Since 1980, genetic trend in Angus has increased 38 lb for Weaning EPD and 71 lb for Yearling EPD, with a steady increase for both. (Over the same period, averaged for bulls and heifers, actual reported weaning weight has gone up over 125 lb and yearling weight almost 200 lb.) Change has been slower in most Continentals but, since 1980, Simmental EPD has increased 11 lb for weaning, essentially stabilizing since about 1990, and 24 lb for yearling. (The U. S. Meat Animal Research Center says most of our most numerous breeds currently weigh about the same.) Similar trends can be seen in all of the more numerous breeds.
However, I recently ran across data for a less numerous breed, Red Poll.
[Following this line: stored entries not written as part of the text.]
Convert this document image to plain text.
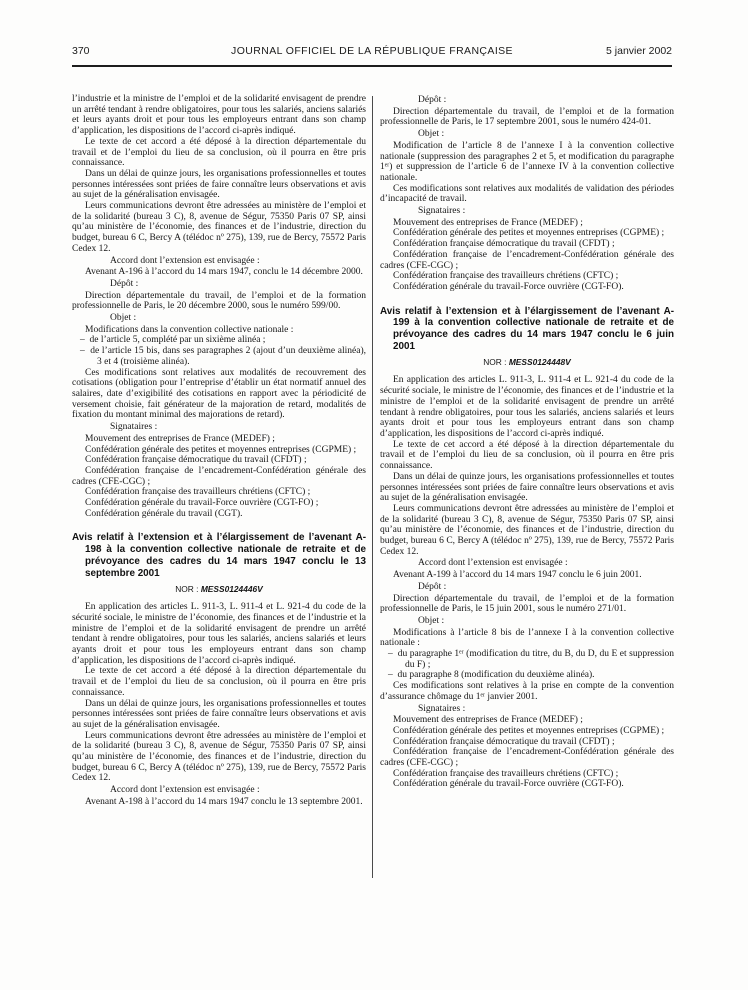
370	JOURNAL OFFICIEL DE LA RÉPUBLIQUE FRANÇAISE	5 janvier 2002
l’industrie et la ministre de l’emploi et de la solidarité envisagent de prendre un arrêté tendant à rendre obligatoires, pour tous les salariés, anciens salariés et leurs ayants droit et pour tous les employeurs entrant dans son champ d’application, les dispositions de l’accord ci-après indiqué.
Le texte de cet accord a été déposé à la direction départementale du travail et de l’emploi du lieu de sa conclusion, où il pourra en être pris connaissance.
Dans un délai de quinze jours, les organisations professionnelles et toutes personnes intéressées sont priées de faire connaître leurs observations et avis au sujet de la généralisation envisagée.
Leurs communications devront être adressées au ministère de l’emploi et de la solidarité (bureau 3 C), 8, avenue de Ségur, 75350 Paris 07 SP, ainsi qu’au ministère de l’économie, des finances et de l’industrie, direction du budget, bureau 6 C, Bercy A (télédoc nº 275), 139, rue de Bercy, 75572 Paris Cedex 12.
Accord dont l’extension est envisagée :
Avenant A-196 à l’accord du 14 mars 1947, conclu le 14 décembre 2000.
Dépôt :
Direction départementale du travail, de l’emploi et de la formation professionnelle de Paris, le 20 décembre 2000, sous le numéro 599/00.
Objet :
Modifications dans la convention collective nationale :
–  de l’article 5, complété par un sixième alinéa ;
–  de l’article 15 bis, dans ses paragraphes 2 (ajout d’un deuxième alinéa), 3 et 4 (troisième alinéa).
Ces modifications sont relatives aux modalités de recouvrement des cotisations (obligation pour l’entreprise d’établir un état normatif annuel des salaires, date d’exigibilité des cotisations en rapport avec la périodicité de versement choisie, fait générateur de la majoration de retard, modalités de fixation du montant minimal des majorations de retard).
Signataires :
Mouvement des entreprises de France (MEDEF) ;
Confédération générale des petites et moyennes entreprises (CGPME) ;
Confédération française démocratique du travail (CFDT) ;
Confédération française de l’encadrement-Confédération générale des cadres (CFE-CGC) ;
Confédération française des travailleurs chrétiens (CFTC) ;
Confédération générale du travail-Force ouvrière (CGT-FO) ;
Confédération générale du travail (CGT).
Avis relatif à l’extension et à l’élargissement de l’avenant A-198 à la convention collective nationale de retraite et de prévoyance des cadres du 14 mars 1947 conclu le 13 septembre 2001
NOR : MESS0124446V
En application des articles L. 911-3, L. 911-4 et L. 921-4 du code de la sécurité sociale, le ministre de l’économie, des finances et de l’industrie et la ministre de l’emploi et de la solidarité envisagent de prendre un arrêté tendant à rendre obligatoires, pour tous les salariés, anciens salariés et leurs ayants droit et pour tous les employeurs entrant dans son champ d’application, les dispositions de l’accord ci-après indiqué.
Le texte de cet accord a été déposé à la direction départementale du travail et de l’emploi du lieu de sa conclusion, où il pourra en être pris connaissance.
Dans un délai de quinze jours, les organisations professionnelles et toutes personnes intéressées sont priées de faire connaître leurs observations et avis au sujet de la généralisation envisagée.
Leurs communications devront être adressées au ministère de l’emploi et de la solidarité (bureau 3 C), 8, avenue de Ségur, 75350 Paris 07 SP, ainsi qu’au ministère de l’économie, des finances et de l’industrie, direction du budget, bureau 6 C, Bercy A (télédoc nº 275), 139, rue de Bercy, 75572 Paris Cedex 12.
Accord dont l’extension est envisagée :
Avenant A-198 à l’accord du 14 mars 1947 conclu le 13 septembre 2001.
Dépôt :
Direction départementale du travail, de l’emploi et de la formation professionnelle de Paris, le 17 septembre 2001, sous le numéro 424-01.
Objet :
Modification de l’article 8 de l’annexe I à la convention collective nationale (suppression des paragraphes 2 et 5, et modification du paragraphe 1ᵉʳ) et suppression de l’article 6 de l’annexe IV à la convention collective nationale.
Ces modifications sont relatives aux modalités de validation des périodes d’incapacité de travail.
Signataires :
Mouvement des entreprises de France (MEDEF) ;
Confédération générale des petites et moyennes entreprises (CGPME) ;
Confédération française démocratique du travail (CFDT) ;
Confédération française de l’encadrement-Confédération générale des cadres (CFE-CGC) ;
Confédération française des travailleurs chrétiens (CFTC) ;
Confédération générale du travail-Force ouvrière (CGT-FO).
Avis relatif à l’extension et à l’élargissement de l’avenant A-199 à la convention collective nationale de retraite et de prévoyance des cadres du 14 mars 1947 conclu le 6 juin 2001
NOR : MESS0124448V
En application des articles L. 911-3, L. 911-4 et L. 921-4 du code de la sécurité sociale, le ministre de l’économie, des finances et de l’industrie et la ministre de l’emploi et de la solidarité envisagent de prendre un arrêté tendant à rendre obligatoires, pour tous les salariés, anciens salariés et leurs ayants droit et pour tous les employeurs entrant dans son champ d’application, les dispositions de l’accord ci-après indiqué.
Le texte de cet accord a été déposé à la direction départementale du travail et de l’emploi du lieu de sa conclusion, où il pourra en être pris connaissance.
Dans un délai de quinze jours, les organisations professionnelles et toutes personnes intéressées sont priées de faire connaître leurs observations et avis au sujet de la généralisation envisagée.
Leurs communications devront être adressées au ministère de l’emploi et de la solidarité (bureau 3 C), 8, avenue de Ségur, 75350 Paris 07 SP, ainsi qu’au ministère de l’économie, des finances et de l’industrie, direction du budget, bureau 6 C, Bercy A (télédoc nº 275), 139, rue de Bercy, 75572 Paris Cedex 12.
Accord dont l’extension est envisagée :
Avenant A-199 à l’accord du 14 mars 1947 conclu le 6 juin 2001.
Dépôt :
Direction départementale du travail, de l’emploi et de la formation professionnelle de Paris, le 15 juin 2001, sous le numéro 271/01.
Objet :
Modifications à l’article 8 bis de l’annexe I à la convention collective nationale :
–  du paragraphe 1ᵉʳ (modification du titre, du B, du D, du E et suppression du F) ;
–  du paragraphe 8 (modification du deuxième alinéa).
Ces modifications sont relatives à la prise en compte de la convention d’assurance chômage du 1ᵉʳ janvier 2001.
Signataires :
Mouvement des entreprises de France (MEDEF) ;
Confédération générale des petites et moyennes entreprises (CGPME) ;
Confédération française démocratique du travail (CFDT) ;
Confédération française de l’encadrement-Confédération générale des cadres (CFE-CGC) ;
Confédération française des travailleurs chrétiens (CFTC) ;
Confédération générale du travail-Force ouvrière (CGT-FO).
Since 1980, EPD for weaning has increased only 4 lb and yearling only 5 lb, and cattle of this breed were relatively small to begin with. There are probably some other lesser know breeds with similar trends. Is this good or bad? It depends, on what sort of genetics you want. But it does seem there is still plenty of genetic variation to choose from among breeds, as well as within breeds, so you should be able to find whatever is needed or wanted. (Genetic evaluation data from American Angus Association, American Simmental Association, and American Red Poll Association.)